The analysis of the results demonstrates that the current possibilities of path design
are not yet sufficient. For cases that initially have a low TNM stage and are reclassified
to a higher TNM stage during the diagnostic procedures, an extension of the path design
becomes necessary, and a chronological interpretation of the results must be presented
during the hospital stay. If pathohistological staging was performed in the later
course of treatment, this information had no chronological component. Since this information
was available to the algorithm at the beginning of the derivation of the therapy recommendation,
the algorithm identified the higher stage because the pathohistological staging had
a higher stage than the clinical staging. In some cases, for example, in rectal cancer,
a different path was chosen for patients other than the gold standard but with the
same therapy recommendation at the end (adjuvant chemotherapy). The incorrectly identified
cases in the colon carcinoma algorithm can also be traced back to the missing chronological
component of the information. Here, it was decided whether an intensive therapy was
possible in the cases that had not been correctly determined, which had changed over
the course of the treatment. For cases that initially have a low-TNM stage and are
classified into a higher TNM stage during diagnosis or treatment, the algorithms must
be extended and a chronological interpretation of the results determined during the
hospital stay. Cases in which stage IV was not identified correctly are particularly
critical. Since the therapeutic approach and the 5-year survival rate for stage-IV
colorectal cancer differ considerably from those in the lower stages, any incorrect
therapy recommendation would have significant consequences. In four cases, a stage-III
tumor was determined, and in one case, a stage-I tumor was identified, even though
these cases were stage IV. If the algorithm detected stage-IV disease, it was correct
in all cases, even if the correct therapy decision was not always determined. In addition,
complex cases with secondary tumors could not be allocated to guideline-based treatment.
Further decisions and a more complex path design are needed to map these cases to
achieve better outcomes.
Conclusion
Clinical practice, as well as research and quality assurance, benefits from clear
clinical information using common terminology such as UMLS. This common terminology
is necessary for the consistent reuse of data and the support of semantic interoperability.

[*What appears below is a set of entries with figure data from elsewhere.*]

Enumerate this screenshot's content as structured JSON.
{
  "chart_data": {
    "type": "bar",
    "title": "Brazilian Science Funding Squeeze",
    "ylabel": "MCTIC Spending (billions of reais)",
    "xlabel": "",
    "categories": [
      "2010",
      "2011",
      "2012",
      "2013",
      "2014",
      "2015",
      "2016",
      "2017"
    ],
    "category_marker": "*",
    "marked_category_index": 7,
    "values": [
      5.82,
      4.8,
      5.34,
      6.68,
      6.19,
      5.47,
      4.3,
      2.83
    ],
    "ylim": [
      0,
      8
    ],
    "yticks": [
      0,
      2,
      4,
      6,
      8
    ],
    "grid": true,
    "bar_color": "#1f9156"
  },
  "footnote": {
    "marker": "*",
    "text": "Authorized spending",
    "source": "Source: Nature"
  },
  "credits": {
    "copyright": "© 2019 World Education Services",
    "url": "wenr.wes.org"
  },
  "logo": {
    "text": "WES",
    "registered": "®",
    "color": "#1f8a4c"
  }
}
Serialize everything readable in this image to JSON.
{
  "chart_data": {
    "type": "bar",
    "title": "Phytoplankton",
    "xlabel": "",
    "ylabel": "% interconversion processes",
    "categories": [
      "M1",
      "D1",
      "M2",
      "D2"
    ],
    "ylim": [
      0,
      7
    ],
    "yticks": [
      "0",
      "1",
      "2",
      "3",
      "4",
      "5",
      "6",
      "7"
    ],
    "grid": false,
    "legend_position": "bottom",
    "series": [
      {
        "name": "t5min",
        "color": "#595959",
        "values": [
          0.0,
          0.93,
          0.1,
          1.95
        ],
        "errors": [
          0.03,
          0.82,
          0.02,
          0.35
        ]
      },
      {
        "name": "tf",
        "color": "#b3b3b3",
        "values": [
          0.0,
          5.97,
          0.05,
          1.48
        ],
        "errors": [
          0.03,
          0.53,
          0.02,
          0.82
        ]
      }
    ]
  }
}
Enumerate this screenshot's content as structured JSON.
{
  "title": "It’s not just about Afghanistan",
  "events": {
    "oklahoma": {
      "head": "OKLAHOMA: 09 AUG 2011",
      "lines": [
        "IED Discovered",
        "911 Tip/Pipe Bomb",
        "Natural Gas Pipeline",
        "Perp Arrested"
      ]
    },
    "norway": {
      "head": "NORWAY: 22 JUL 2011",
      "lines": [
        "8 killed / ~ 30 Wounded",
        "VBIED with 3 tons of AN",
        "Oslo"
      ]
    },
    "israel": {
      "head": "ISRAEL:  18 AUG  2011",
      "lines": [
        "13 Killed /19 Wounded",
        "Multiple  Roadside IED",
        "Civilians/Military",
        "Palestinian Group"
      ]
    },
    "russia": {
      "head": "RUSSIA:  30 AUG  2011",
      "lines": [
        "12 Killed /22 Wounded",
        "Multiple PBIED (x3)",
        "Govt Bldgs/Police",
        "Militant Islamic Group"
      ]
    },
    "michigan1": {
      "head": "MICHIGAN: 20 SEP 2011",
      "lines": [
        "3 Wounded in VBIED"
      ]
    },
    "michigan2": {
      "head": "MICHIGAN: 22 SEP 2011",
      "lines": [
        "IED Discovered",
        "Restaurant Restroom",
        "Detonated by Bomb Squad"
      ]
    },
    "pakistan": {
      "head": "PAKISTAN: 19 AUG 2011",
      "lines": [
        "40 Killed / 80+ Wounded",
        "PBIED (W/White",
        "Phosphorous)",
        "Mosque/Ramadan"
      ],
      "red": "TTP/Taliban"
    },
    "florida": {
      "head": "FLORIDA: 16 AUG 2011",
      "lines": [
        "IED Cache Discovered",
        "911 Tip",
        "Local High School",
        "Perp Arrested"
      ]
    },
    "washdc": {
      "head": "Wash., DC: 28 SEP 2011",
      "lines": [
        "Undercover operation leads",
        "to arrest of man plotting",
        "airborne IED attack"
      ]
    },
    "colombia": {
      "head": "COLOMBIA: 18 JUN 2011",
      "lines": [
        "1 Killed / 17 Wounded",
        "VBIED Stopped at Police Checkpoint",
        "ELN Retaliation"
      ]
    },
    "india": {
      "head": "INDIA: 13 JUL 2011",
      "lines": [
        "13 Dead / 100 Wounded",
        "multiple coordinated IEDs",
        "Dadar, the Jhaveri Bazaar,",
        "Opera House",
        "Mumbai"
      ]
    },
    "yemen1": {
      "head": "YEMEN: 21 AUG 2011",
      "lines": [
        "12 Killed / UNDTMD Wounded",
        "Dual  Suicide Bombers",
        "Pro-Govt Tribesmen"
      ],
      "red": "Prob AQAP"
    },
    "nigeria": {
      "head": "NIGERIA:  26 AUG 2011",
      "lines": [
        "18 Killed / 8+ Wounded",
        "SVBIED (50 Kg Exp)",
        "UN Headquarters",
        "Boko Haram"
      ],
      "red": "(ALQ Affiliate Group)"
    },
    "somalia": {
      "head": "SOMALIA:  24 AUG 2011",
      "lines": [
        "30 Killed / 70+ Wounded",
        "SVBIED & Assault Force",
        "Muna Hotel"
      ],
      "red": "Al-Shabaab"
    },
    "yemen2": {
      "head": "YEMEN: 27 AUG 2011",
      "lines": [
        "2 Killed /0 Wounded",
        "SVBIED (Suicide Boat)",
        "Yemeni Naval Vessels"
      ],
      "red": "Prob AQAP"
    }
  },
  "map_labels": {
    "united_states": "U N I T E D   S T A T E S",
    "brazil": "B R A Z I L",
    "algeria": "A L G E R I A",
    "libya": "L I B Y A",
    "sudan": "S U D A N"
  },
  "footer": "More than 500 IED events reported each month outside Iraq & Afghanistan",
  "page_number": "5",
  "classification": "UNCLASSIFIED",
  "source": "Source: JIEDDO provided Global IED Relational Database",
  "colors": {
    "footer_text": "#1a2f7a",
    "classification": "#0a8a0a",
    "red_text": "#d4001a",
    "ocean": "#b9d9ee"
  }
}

To derive treatment recommendations from guidelines based on patient-specific data,
knowledge from the guidelines is combined with patient-specific information. A further
approach would be to display treatment-relevant information in archetype-based templates
in addition to decision support from the guidelines. Using the examples of colon and
rectal cancer, we demonstrated that the model developed in this study can structure
the given information from a guideline and could easily be included for use as a clinical
decision-support tool in treatment pathways. To make the path available at the point
of care, it is necessary to link it to the patient data and to integrate it into a
hospital information system.[28]
[29]
Clinical Relevance Statement
Evidence-based guidelines can have a positive impact on the quality of medical care,
but their influence on patient care in Germany is still very small. With the help
of workflow software, the physician could be shown guideline-based treatment recommendations
tailored to the patient so that interested physicians do not have to actively search
and study the contents of the guidelines. This approach enables a fast, simple, and
clear provision of evidence-based knowledge at the point of care.